The October jobs report essentially agrees with the rest of the current data on the economy—the economy is growing slowly, too slowly to bring down unemployment rapidly. In fact, the unemployment rate rose to 7.9 percent in October and the economy created about 171,000 jobs, roughly equal to the usual number of new workers in the labor force.
The October report partly reversed the mysterious drop in the unemployment rate in the September jobs report. At the time, J.D. Foster, Heritage’s Norman B. Ture Senior Fellow in the Economics of Fiscal Policy, predicted that September’s jobs report would be sorted out later:
The September household survey is one to set aside to wait for a more reliable report next month, which will almost certainly reverse the odd results from September.

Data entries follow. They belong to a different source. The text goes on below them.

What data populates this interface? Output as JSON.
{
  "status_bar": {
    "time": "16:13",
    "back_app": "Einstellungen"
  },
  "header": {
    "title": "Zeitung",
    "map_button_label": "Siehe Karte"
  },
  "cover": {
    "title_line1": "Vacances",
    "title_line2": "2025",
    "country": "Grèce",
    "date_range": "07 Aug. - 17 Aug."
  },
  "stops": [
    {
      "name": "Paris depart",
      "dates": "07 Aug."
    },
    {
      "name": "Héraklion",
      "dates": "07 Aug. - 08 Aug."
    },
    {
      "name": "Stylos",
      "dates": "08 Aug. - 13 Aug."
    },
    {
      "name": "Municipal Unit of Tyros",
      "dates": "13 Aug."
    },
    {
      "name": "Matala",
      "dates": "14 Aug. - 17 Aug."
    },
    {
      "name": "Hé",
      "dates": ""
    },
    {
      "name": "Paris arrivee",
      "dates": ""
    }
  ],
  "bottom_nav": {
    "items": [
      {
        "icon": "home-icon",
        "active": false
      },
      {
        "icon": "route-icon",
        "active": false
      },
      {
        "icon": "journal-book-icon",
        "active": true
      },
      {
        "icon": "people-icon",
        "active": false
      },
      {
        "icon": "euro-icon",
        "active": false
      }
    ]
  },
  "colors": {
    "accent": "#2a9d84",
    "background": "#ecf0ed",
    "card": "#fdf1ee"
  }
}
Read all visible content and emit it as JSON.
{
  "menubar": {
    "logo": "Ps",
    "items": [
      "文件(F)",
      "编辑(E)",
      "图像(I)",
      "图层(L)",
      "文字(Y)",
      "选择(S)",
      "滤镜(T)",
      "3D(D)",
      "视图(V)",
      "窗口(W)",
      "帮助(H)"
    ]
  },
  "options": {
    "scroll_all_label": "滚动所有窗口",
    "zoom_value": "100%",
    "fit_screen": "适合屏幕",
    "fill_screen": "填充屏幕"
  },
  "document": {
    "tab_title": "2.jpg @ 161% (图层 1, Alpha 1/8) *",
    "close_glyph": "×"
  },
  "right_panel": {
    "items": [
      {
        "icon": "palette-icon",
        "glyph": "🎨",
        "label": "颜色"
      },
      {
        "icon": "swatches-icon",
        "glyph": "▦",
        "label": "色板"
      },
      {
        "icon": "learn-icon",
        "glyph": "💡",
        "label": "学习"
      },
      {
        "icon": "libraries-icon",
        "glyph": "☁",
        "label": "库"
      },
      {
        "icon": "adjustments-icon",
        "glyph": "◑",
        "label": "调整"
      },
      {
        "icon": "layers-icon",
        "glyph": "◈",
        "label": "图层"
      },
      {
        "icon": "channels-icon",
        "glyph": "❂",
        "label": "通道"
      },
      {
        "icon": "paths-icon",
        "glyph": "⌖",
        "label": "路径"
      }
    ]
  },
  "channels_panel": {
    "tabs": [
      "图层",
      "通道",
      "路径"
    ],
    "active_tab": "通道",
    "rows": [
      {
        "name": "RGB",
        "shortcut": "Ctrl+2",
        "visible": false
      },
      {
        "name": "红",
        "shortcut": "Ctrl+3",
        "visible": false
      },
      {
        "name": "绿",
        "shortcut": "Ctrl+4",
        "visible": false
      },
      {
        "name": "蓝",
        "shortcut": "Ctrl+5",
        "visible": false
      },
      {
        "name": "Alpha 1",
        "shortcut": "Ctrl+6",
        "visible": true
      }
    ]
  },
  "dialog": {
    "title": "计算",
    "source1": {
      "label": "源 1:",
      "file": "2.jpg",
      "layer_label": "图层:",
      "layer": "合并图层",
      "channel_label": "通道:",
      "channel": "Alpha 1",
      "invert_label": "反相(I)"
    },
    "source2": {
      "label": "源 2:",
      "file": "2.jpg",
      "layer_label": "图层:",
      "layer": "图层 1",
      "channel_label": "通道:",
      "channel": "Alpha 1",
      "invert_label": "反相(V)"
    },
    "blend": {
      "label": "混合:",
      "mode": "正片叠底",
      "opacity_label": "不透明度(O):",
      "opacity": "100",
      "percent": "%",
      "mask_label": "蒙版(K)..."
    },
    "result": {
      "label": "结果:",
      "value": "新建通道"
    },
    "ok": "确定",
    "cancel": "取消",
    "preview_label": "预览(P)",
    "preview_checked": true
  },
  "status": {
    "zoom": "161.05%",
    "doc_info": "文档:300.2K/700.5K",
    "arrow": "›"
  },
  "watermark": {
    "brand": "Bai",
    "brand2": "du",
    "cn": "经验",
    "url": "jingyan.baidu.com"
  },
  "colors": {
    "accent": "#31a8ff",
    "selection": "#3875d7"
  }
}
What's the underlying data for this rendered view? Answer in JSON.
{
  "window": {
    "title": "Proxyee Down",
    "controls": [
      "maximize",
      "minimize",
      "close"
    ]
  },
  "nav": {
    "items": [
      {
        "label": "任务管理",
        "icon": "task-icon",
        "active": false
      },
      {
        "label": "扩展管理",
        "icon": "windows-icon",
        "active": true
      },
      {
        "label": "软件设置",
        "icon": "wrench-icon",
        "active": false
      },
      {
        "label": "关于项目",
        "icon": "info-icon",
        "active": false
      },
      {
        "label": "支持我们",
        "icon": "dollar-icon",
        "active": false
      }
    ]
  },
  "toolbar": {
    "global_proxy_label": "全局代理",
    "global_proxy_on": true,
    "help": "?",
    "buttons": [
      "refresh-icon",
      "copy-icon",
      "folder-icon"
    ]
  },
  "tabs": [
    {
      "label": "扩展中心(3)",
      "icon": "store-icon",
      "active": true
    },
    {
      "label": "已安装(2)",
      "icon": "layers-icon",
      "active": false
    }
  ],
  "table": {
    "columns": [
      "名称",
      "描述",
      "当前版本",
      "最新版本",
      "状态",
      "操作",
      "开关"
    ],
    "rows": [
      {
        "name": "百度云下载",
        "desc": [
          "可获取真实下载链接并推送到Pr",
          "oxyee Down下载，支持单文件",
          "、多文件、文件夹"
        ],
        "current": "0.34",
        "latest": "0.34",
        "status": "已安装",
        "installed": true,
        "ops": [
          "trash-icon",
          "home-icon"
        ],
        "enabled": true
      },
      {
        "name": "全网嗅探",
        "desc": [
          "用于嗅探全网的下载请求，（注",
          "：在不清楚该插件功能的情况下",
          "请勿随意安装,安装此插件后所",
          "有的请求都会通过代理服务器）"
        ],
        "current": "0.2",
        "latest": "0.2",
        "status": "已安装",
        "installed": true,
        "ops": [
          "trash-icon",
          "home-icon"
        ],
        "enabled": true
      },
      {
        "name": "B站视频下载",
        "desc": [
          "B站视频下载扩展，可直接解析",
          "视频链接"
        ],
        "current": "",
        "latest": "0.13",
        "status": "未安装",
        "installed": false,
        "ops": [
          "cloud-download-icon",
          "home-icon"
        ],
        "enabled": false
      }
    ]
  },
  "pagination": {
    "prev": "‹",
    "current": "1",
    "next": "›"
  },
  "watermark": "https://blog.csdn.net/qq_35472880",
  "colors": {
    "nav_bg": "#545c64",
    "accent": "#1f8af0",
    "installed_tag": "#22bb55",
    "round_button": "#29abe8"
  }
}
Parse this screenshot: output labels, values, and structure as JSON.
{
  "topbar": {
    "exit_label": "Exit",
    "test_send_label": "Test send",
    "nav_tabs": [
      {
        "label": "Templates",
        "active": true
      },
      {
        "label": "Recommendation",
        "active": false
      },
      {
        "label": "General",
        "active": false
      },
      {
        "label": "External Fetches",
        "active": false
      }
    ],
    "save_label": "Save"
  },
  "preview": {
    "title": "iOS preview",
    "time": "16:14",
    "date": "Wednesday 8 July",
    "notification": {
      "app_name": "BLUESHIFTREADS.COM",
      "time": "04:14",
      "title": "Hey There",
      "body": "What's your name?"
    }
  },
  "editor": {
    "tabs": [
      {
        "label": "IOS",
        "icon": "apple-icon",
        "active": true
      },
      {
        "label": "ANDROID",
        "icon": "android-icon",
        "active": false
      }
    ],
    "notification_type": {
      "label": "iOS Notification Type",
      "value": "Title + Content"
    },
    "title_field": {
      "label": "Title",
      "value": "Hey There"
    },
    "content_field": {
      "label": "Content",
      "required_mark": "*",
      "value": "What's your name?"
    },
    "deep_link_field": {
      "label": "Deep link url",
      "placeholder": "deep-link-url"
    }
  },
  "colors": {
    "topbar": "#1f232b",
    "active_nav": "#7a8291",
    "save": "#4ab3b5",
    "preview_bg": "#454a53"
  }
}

If it does, then we have both confirmation of the power of statistics and of the weakness in the economy.
With the jump back up in the unemployment rate in October to nearly 8 percent, we have at least the beginnings of an answer to the mystery.
In addition to possible quirks in the way the government collects information on unemployment, the Administration is playing some more overt games with the economy, holding new regulations and even layoff notices until later in the year.
As research fellow Diane Katz described yesterday, the Obama Administration has missed two legally mandated deadlines to let them know about new regulations that are coming, adding to the overwhelming uncertainty they are facing.
Meanwhile, to keep too many pink slips from going out immediately, the Obama Administration has been encouraging federal contractors to break a law that requires them to notify employees of impending layoffs. The Administration has offered to pay the penalties for the companies if they will just hold off. As Heritage’s Hans von Spakovsky explained:
Massive defense spending cuts under sequestration are scheduled to hit on January 2, 2013. Defense contractors affected by the budget cuts would have to issue notice letters to employees by November 2 (four days before the election) to meet the January 2 start date for the spending cuts.
With businesses in such a holding pattern, it’s no wonder the recovery is sluggish. And the anticipation of Taxmageddon hitting January 1 is only adding to the crisis.
Not only will Taxmageddon mean individual tax increases—if you’re a middle-class family, your taxes will go up around $4,100—but the whole economy will also suffer. The Congressional Budget Office has said that unless Congress and the President act, we will be plunged into a new recession extending through 2013—when we haven’t even recovered from the previous one.
When the new Congress takes office on January 3, reversing Taxmageddon should be at the top of its to-do list. The congressional leadership and the successful presidential candidate should make clear right after the election that reversing Taxmageddon will be their top priority, to reassure businesses and employees as soon as possible. The economy cannot recover while businesses are hamstrung by government interference, looming regulations, and tax increases.